There are three main reasons for the loss of proper hat etiquette in America since I was a boy. None of them really excuse those behaviors now that would make my grandmother roll over in her grave, but still they have contributed to the polite toleration of a sad change in how men wear hats and/or leave them on at inappropriate times.
The first nail in the coffin is how hats have lost their value. What years ago a man would save up to purchase and wear with pride, now is often given away in cheap form to most anybody; frequently even for free if it bears a brand name logo of a mass-produced product. So, hats have gone from serving a personal purpose to being forehead advertising. Another chink in the armor for hat etiquette comes on the heels of how there are no longer hat racks at entry points in homes, eateries, or shops. In the past, one entering a room would find a convenient place to hang a hat right there. And concomitant with this courtesy was the well-known fact that no one touched a man’s hat. This also would imply that stealing a man’s hat was akin to stealing his horse and could generate a response from a cowboy or a gentleman such that if and when the law arrived it would be to deliver a cretin to either the doctor or the undertaker.

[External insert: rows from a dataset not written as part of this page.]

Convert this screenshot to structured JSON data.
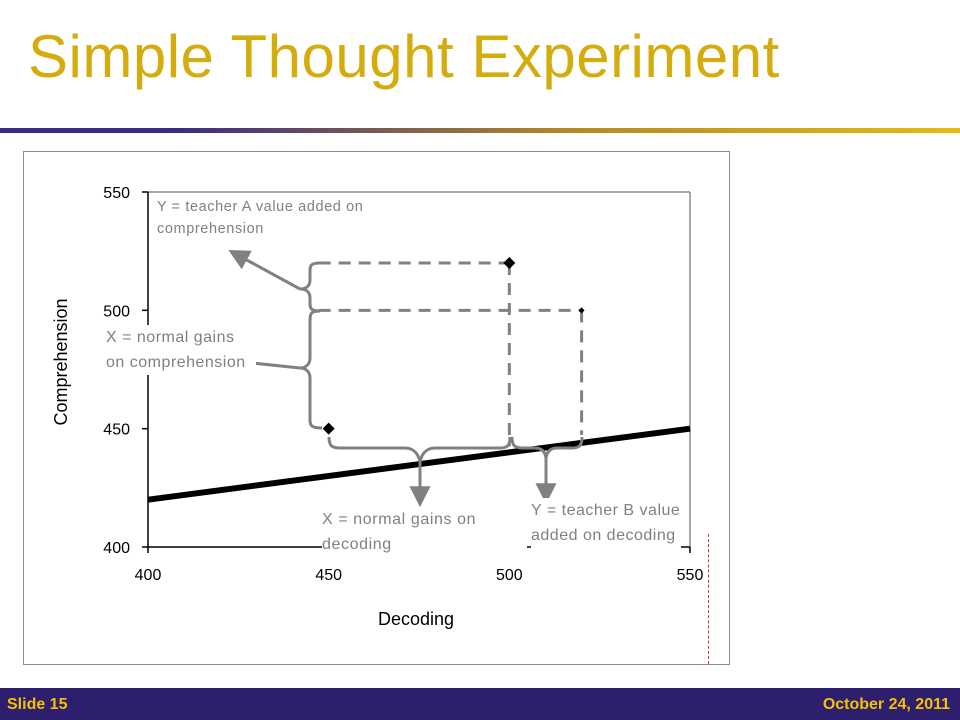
{
  "slide": {
    "title": "Simple Thought Experiment",
    "slide_label": "Slide 15",
    "date": "October 24, 2011"
  },
  "colors": {
    "title": "#d4ac0d",
    "footer_bg": "#2e1f6e",
    "footer_text": "#f2c200",
    "annotation": "#808080",
    "line": "#000000"
  },
  "chart_data": {
    "type": "scatter",
    "title": "",
    "xlabel": "Decoding",
    "ylabel": "Comprehension",
    "xlim": [
      400,
      550
    ],
    "ylim": [
      400,
      550
    ],
    "xticks": [
      "400",
      "450",
      "500",
      "550"
    ],
    "yticks": [
      "400",
      "450",
      "500",
      "550"
    ],
    "grid": false,
    "points": [
      {
        "x": 450,
        "y": 450
      },
      {
        "x": 500,
        "y": 520
      },
      {
        "x": 520,
        "y": 500
      }
    ],
    "line": {
      "x": [
        400,
        550
      ],
      "y": [
        420,
        450
      ]
    },
    "annotations": {
      "teacher_a": "Y = teacher A value added on comprehension",
      "normal_comp": "X = normal gains on comprehension",
      "normal_dec": "X = normal gains on decoding",
      "teacher_b": "Y = teacher B value added on decoding"
    }
  }
}
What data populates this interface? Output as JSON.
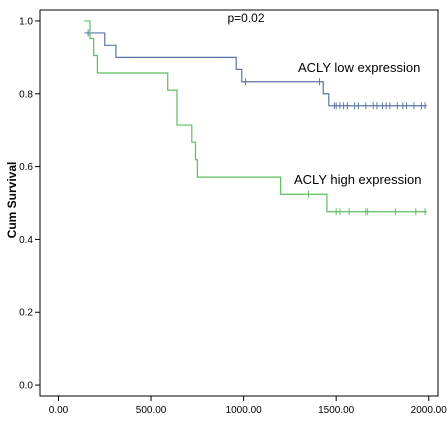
{
  "chart_data": {
    "type": "line",
    "title": "",
    "xlabel": "",
    "ylabel": "Cum Survival",
    "annotation": "p=0.02",
    "xlim": [
      -100,
      2050
    ],
    "ylim": [
      -0.03,
      1.03
    ],
    "x_ticks": [
      0,
      500,
      1000,
      1500,
      2000
    ],
    "x_tick_labels": [
      "0.00",
      "500.00",
      "1000.00",
      "1500.00",
      "2000.00"
    ],
    "y_ticks": [
      0.0,
      0.2,
      0.4,
      0.6,
      0.8,
      1.0
    ],
    "y_tick_labels": [
      "0.0",
      "0.2",
      "0.4",
      "0.6",
      "0.8",
      "1.0"
    ],
    "grid": false,
    "series": [
      {
        "name": "ACLY low expression",
        "color": "#5b75a8",
        "steps": [
          [
            140,
            0.967
          ],
          [
            250,
            0.933
          ],
          [
            310,
            0.9
          ],
          [
            960,
            0.867
          ],
          [
            990,
            0.833
          ],
          [
            1430,
            0.8
          ],
          [
            1460,
            0.767
          ],
          [
            1990,
            0.767
          ]
        ],
        "censored": [
          160,
          1010,
          1410,
          1490,
          1500,
          1520,
          1540,
          1560,
          1600,
          1620,
          1660,
          1700,
          1720,
          1750,
          1770,
          1790,
          1830,
          1860,
          1880,
          1920,
          1960,
          1980
        ]
      },
      {
        "name": "ACLY high expression",
        "color": "#5cbf5c",
        "steps": [
          [
            140,
            1.0
          ],
          [
            170,
            0.952
          ],
          [
            190,
            0.905
          ],
          [
            210,
            0.857
          ],
          [
            590,
            0.81
          ],
          [
            640,
            0.714
          ],
          [
            720,
            0.667
          ],
          [
            740,
            0.619
          ],
          [
            750,
            0.571
          ],
          [
            1200,
            0.524
          ],
          [
            1450,
            0.476
          ],
          [
            1990,
            0.476
          ]
        ],
        "censored": [
          1350,
          1500,
          1520,
          1570,
          1660,
          1670,
          1820,
          1930,
          1980
        ]
      }
    ]
  }
}
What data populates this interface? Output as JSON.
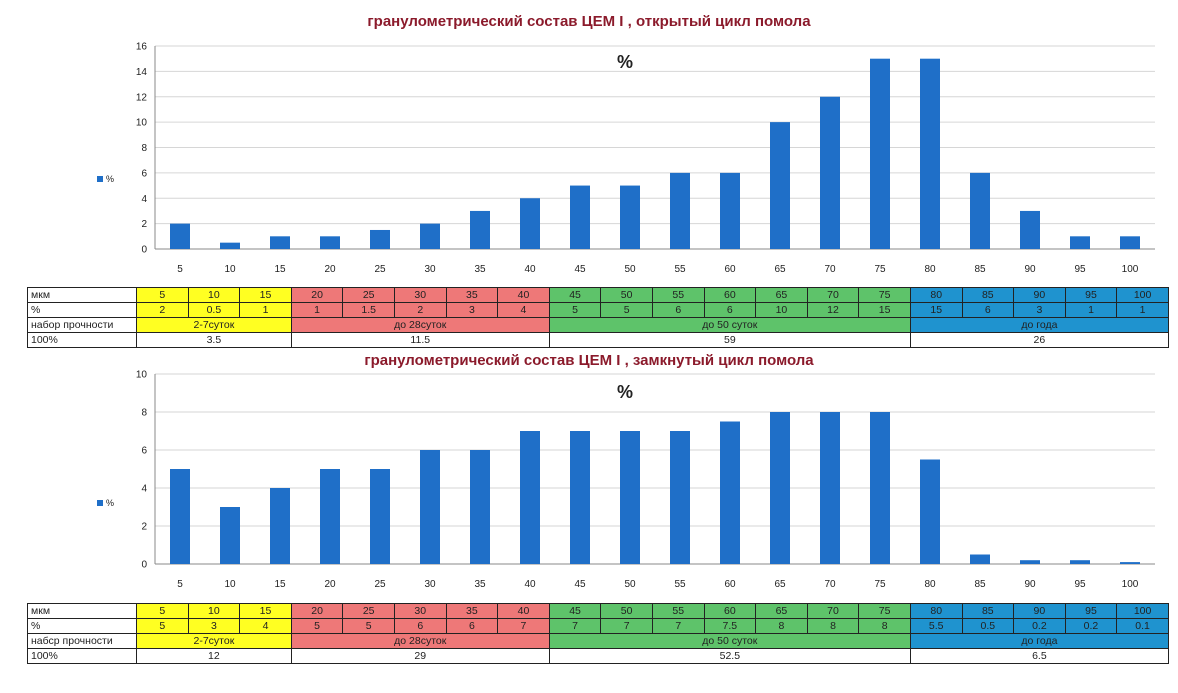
{
  "charts": [
    {
      "title": "гранулометрический состав ЦЕМ I , открытый цикл помола",
      "pct_label": "%",
      "legend": "%",
      "table": {
        "row_labels": [
          "мкм",
          "%",
          "набор прочности",
          "100%"
        ],
        "stage_labels": [
          "2-7суток",
          "до 28суток",
          "до 50 суток",
          "до года"
        ],
        "stage_totals": [
          "3.5",
          "11.5",
          "59",
          "26"
        ]
      }
    },
    {
      "title": "гранулометрический состав ЦЕМ I ,  замкнутый цикл помола",
      "pct_label": "%",
      "legend": "%",
      "table": {
        "row_labels": [
          "мкм",
          "%",
          "набср прочности",
          "100%"
        ],
        "stage_labels": [
          "2-7суток",
          "до 28суток",
          "до 50 суток",
          "до года"
        ],
        "stage_totals": [
          "12",
          "29",
          "52.5",
          "6.5"
        ]
      }
    }
  ],
  "colors": {
    "bar": "#1f6fc8",
    "title": "#8b1a2b",
    "stage": [
      "#ffff22",
      "#ee7878",
      "#5ec36a",
      "#1f93cf"
    ]
  },
  "chart_data": [
    {
      "type": "bar",
      "title": "гранулометрический состав ЦЕМ I , открытый цикл помола",
      "series_name": "%",
      "categories": [
        "5",
        "10",
        "15",
        "20",
        "25",
        "30",
        "35",
        "40",
        "45",
        "50",
        "55",
        "60",
        "65",
        "70",
        "75",
        "80",
        "85",
        "90",
        "95",
        "100"
      ],
      "values": [
        2,
        0.5,
        1,
        1,
        1.5,
        2,
        3,
        4,
        5,
        5,
        6,
        6,
        10,
        12,
        15,
        15,
        6,
        3,
        1,
        1
      ],
      "table_values": [
        "2",
        "0.5",
        "1",
        "1",
        "1.5",
        "2",
        "3",
        "4",
        "5",
        "5",
        "6",
        "6",
        "10",
        "12",
        "15",
        "15",
        "6",
        "3",
        "1",
        "1"
      ],
      "ylim": [
        0,
        16
      ],
      "yticks": [
        0,
        2,
        4,
        6,
        8,
        10,
        12,
        14,
        16
      ],
      "grid": true,
      "legend": "left"
    },
    {
      "type": "bar",
      "title": "гранулометрический состав ЦЕМ I ,  замкнутый цикл помола",
      "series_name": "%",
      "categories": [
        "5",
        "10",
        "15",
        "20",
        "25",
        "30",
        "35",
        "40",
        "45",
        "50",
        "55",
        "60",
        "65",
        "70",
        "75",
        "80",
        "85",
        "90",
        "95",
        "100"
      ],
      "values": [
        5,
        3,
        4,
        5,
        5,
        6,
        6,
        7,
        7,
        7,
        7,
        7.5,
        8,
        8,
        8,
        5.5,
        0.5,
        0.2,
        0.2,
        0.1
      ],
      "table_values": [
        "5",
        "3",
        "4",
        "5",
        "5",
        "6",
        "6",
        "7",
        "7",
        "7",
        "7",
        "7.5",
        "8",
        "8",
        "8",
        "5.5",
        "0.5",
        "0.2",
        "0.2",
        "0.1"
      ],
      "ylim": [
        0,
        10
      ],
      "yticks": [
        0,
        2,
        4,
        6,
        8,
        10
      ],
      "grid": true,
      "legend": "left"
    }
  ]
}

The third contributor to the demise of hat etiquette is most sad of all in it is just a sign of the general decline in the proper instruction of manners from one generation to the next. To remove a hat when entering was taught, be it on the farm, or in the school, or in the home. “Hats and jackets off inside,” was a cry heard immediately as I entered my grandmother’s house. The teaching included: Remove a hat when the dead are being transported across your path in a hearse. Remove a hat when praying. Remove a hat when standing at attention for the playing of the National Anthem, or Taps. Remove a hat when saluting the U.S. flag, or as it is being raised or lowered. Remove a hat when seated (you may already be indoors, but again it may be a blocker of vision for those behind you).
Lastly, it was taught how none of these apply to ladies whose hats are part of their decoration and accessorizing, and/or may be frequently held in place with pins, clips, or other dangerous items not to be disturbed. Certainly, such a double standard might be fodder for a different editorial. Meanwhile, if you are a guy reading this while wearing a hat indoors (assuming you are not a chef), take it off.